Ophthalmology: The post-COVID boom and its impact on skills

Natasha Szombara, Senior Account Manager at FMC Meditech
Natasha Szombara, Senior Account Manager at FMC Meditech

Unless you have been living under a giant rock since early 2020, your life has most likely seen huge change as a result of COVID-19. Throughout the pandemic, we’ve had to adapt to life as we’ve never known it before; from missed birthdays to cancelled weddings and from home-schooling to working from home, no one could have predicted the level of change we’ve faced. 

Not only have our personal lives been shaken up, but many markets have also been impacted, the healthcare system being one of those. Due to the pressure the NHS has been under since last January, non-urgent surgeries were placed on hold, leaving a list of people waiting for treatment. But now the world has begun to slowly but surely return to some form of normality, many healthcare markets, such as ophthalmology, are beginning to experience a post-COVID boom. 

As people are now able to return to hospitals for procedures such as cataract surgery and trabeculectomy, the NHS is facing a backlog of people whose wait time has been elongated due to the pandemic. These long waiting times for NHS treatment has led to an increase in people opting to go private to receive quicker, premium treatment and in hand, has resulted in a rise of business-to-business sales within the market. 

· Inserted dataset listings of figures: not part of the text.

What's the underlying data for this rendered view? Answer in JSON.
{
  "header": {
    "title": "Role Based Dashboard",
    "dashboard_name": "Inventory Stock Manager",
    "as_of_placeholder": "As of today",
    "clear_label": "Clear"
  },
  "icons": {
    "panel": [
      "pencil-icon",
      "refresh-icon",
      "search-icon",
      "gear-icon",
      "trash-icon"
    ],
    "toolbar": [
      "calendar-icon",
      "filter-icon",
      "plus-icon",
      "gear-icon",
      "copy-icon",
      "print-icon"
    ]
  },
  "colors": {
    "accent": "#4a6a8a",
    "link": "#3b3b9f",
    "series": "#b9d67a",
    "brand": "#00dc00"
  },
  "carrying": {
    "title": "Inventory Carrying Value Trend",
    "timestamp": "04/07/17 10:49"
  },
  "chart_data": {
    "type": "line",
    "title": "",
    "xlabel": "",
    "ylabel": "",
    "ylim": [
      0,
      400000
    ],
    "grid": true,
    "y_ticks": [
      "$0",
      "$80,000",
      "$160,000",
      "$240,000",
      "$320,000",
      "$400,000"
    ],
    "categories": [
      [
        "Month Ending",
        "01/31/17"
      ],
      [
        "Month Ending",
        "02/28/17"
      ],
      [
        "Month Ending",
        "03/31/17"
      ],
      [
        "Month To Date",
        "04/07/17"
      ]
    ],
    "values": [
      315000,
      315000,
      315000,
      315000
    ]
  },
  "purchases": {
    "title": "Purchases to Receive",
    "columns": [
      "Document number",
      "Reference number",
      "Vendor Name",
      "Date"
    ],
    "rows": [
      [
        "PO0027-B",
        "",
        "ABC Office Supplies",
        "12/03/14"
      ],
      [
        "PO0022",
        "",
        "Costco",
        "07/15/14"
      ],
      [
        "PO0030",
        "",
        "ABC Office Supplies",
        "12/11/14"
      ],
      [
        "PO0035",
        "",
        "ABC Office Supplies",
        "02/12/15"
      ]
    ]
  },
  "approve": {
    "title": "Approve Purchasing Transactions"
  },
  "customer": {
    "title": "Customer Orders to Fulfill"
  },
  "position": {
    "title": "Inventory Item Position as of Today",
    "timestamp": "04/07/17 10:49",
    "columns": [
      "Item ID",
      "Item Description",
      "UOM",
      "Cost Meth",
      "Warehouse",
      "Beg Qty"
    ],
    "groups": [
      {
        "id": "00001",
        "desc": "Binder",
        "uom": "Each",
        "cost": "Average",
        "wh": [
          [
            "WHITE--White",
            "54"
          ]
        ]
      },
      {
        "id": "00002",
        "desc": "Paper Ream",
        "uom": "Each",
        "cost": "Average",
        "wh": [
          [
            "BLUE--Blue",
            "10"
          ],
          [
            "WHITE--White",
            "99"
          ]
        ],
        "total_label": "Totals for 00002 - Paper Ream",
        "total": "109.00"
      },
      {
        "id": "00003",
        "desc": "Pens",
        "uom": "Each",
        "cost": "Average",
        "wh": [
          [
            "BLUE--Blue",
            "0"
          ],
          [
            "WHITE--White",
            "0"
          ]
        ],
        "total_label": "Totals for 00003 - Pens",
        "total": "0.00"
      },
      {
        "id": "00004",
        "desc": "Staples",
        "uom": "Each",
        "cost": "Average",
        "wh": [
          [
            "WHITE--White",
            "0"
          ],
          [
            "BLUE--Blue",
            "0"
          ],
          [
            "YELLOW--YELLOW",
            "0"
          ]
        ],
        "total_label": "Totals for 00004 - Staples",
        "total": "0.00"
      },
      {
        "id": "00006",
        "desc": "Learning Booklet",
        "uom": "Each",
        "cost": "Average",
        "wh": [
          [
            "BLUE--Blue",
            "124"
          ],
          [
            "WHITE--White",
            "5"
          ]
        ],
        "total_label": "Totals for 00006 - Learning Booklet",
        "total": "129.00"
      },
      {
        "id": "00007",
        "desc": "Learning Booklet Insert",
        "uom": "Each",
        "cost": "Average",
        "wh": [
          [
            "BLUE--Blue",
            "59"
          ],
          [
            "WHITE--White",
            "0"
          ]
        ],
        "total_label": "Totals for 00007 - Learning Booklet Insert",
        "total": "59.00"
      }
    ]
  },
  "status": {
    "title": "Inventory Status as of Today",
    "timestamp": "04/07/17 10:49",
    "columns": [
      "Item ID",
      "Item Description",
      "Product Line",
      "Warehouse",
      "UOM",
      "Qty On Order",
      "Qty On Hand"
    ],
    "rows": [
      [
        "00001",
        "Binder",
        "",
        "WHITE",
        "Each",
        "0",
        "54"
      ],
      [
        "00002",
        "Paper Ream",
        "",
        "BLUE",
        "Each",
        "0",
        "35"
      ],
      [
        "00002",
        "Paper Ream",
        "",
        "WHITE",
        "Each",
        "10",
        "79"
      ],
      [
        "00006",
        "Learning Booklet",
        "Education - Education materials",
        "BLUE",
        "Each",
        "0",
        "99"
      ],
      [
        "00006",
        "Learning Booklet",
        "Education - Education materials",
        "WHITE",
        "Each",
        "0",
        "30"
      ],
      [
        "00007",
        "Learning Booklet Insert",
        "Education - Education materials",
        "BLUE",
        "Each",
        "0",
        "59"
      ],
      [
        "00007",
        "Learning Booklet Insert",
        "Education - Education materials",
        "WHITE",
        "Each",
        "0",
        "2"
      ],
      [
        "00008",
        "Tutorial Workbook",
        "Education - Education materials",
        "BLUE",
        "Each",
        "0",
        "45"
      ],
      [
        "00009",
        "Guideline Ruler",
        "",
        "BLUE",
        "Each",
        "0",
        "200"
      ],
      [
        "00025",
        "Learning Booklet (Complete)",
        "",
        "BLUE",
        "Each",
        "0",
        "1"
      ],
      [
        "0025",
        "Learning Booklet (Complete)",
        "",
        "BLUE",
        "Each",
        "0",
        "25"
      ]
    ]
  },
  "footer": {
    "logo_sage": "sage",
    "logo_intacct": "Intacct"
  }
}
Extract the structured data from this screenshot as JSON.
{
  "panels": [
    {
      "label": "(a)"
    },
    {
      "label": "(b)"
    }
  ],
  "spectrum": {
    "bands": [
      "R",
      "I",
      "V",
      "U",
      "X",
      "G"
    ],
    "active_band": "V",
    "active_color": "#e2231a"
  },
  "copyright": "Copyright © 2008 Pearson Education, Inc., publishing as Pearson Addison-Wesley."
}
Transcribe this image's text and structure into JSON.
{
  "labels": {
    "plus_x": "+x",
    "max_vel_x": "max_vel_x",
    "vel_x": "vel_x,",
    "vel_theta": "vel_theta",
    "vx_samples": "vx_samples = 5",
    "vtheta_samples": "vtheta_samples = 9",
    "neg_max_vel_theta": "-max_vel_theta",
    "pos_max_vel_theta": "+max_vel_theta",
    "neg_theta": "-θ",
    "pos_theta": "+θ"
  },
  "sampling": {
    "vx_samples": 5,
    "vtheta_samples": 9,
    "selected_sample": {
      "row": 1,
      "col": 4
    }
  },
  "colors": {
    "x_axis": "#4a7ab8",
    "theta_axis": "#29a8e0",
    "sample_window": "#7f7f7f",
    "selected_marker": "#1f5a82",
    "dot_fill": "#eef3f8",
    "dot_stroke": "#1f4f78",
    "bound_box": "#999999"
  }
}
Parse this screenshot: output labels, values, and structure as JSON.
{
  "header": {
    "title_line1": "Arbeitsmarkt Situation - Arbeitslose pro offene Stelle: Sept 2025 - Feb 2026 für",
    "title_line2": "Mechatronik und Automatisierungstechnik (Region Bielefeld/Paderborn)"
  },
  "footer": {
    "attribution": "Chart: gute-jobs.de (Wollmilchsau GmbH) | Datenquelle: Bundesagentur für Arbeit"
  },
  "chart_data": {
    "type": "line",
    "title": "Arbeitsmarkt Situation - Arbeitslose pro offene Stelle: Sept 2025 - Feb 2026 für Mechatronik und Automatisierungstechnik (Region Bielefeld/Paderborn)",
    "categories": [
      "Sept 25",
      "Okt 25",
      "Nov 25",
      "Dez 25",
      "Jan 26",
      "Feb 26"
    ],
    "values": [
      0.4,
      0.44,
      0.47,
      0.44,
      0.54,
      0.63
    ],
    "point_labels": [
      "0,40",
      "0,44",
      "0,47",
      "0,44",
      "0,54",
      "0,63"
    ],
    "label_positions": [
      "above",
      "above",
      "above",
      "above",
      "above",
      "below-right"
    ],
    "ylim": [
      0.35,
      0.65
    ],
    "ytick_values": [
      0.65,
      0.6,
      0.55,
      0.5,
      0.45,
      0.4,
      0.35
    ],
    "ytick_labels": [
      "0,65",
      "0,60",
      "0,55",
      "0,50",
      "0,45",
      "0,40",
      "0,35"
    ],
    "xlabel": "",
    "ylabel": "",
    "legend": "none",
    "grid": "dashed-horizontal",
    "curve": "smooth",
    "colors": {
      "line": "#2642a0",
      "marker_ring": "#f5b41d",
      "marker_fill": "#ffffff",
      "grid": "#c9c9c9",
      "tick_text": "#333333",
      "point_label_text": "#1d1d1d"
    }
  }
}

What does this mean for people working in the ophthalmology market?

Digital-savvy candidates are now more sought after than ever

Alongside trying to navigate the new way of living their personal lives, COVID has meant many professionals have had to adapt to a new way of working. A positive of the pandemic is that communicating has never been easier than it is right now, with a quick video call becoming second nature as face-to-face interaction has been almost impossible in the depths of the national lockdowns. Instead of travelling to that important meeting, you are now able to be sat around the table with your colleagues or clients from the click of a button and with this comes a set of revised skills that are in demand. 

Now that we’re more at one with technology than ever before, employers in the market are keen to utilise this and are searching for people who can reach customers digitally. Virtual meeting technologies such as MS Teams and Zoom have now been integrated into the day-to-day life of a medical sales representative, and with relationship building being at the core of their role, being digitally savvy enough to adapt to different interactions they’re having is desirable. 

A rise in private healthcare sector sales has transformed the skills employers are looking for

As the increase in ophthalmic sales to the private sector is on the rise, sales reps are required to be confident in differentiating between business-to-business sales and those to the NHS. When compared to the NHS sales process, which depends heavily on the value-added and reducing the number of appointments per patient, private sector sales tend to be faster paced.

The ability to easily adapt one’s sales techniques towards premium vendors, and being able to discuss a surgeon’s direct requirements, is now in demand. As a result of this change, candidates who have prior experience selling into the private sector, or have the skills to easily switch between NHS and private sales, are now highly sought after.

What about people working in technical roles?

The increased to both the NHS and private sector has meant the requirement for people to service, maintain and repair equipment has too risen. As employers search for candidates to carry out these roles, the desired skills they are looking for have also been revised as a result of the changes caused by COVID.

Alongside experienced field service engineers, people with remote diagnostic capabilities are in demand. As the ability to physically visit hospitals has lessened, confidence to remotely log onto a system to identify the fault and guide the customer on how to resolve this is well-favoured in the market.

And not forgetting about those in clinical positions…

Employers for clinical roles have also recognised the changes that have come to the ophthalmology market as we begin to emerge on the other side of the pandemic. Very much like sales representative positions, candidates who are experienced in utilising technology to help carry out their jobs are now more desirable than ever.

As it’s still uncertain when coronavirus guidelines will see the definitive end to social distancing, those who are well versed in using technology to host virtual events are favourable. Having people who are able to confidently present online events, such as webinars and product training sessions, allows employers to minimise the need for travelling and meeting with a group of people in person. 

Not only are these people desirable for their ability to easily find their way around an online meeting room, but candidates with clinical backgrounds also play a vital part in supporting new product launches and the increased number of sales to the private sector. Due to this crucial support in the pre- and after-sales processes, clinical specialists who have both a strong technical and clinical understanding of these products are currently highly sought after.

How do you think the post-covid boom has impacted skills in the eye care market?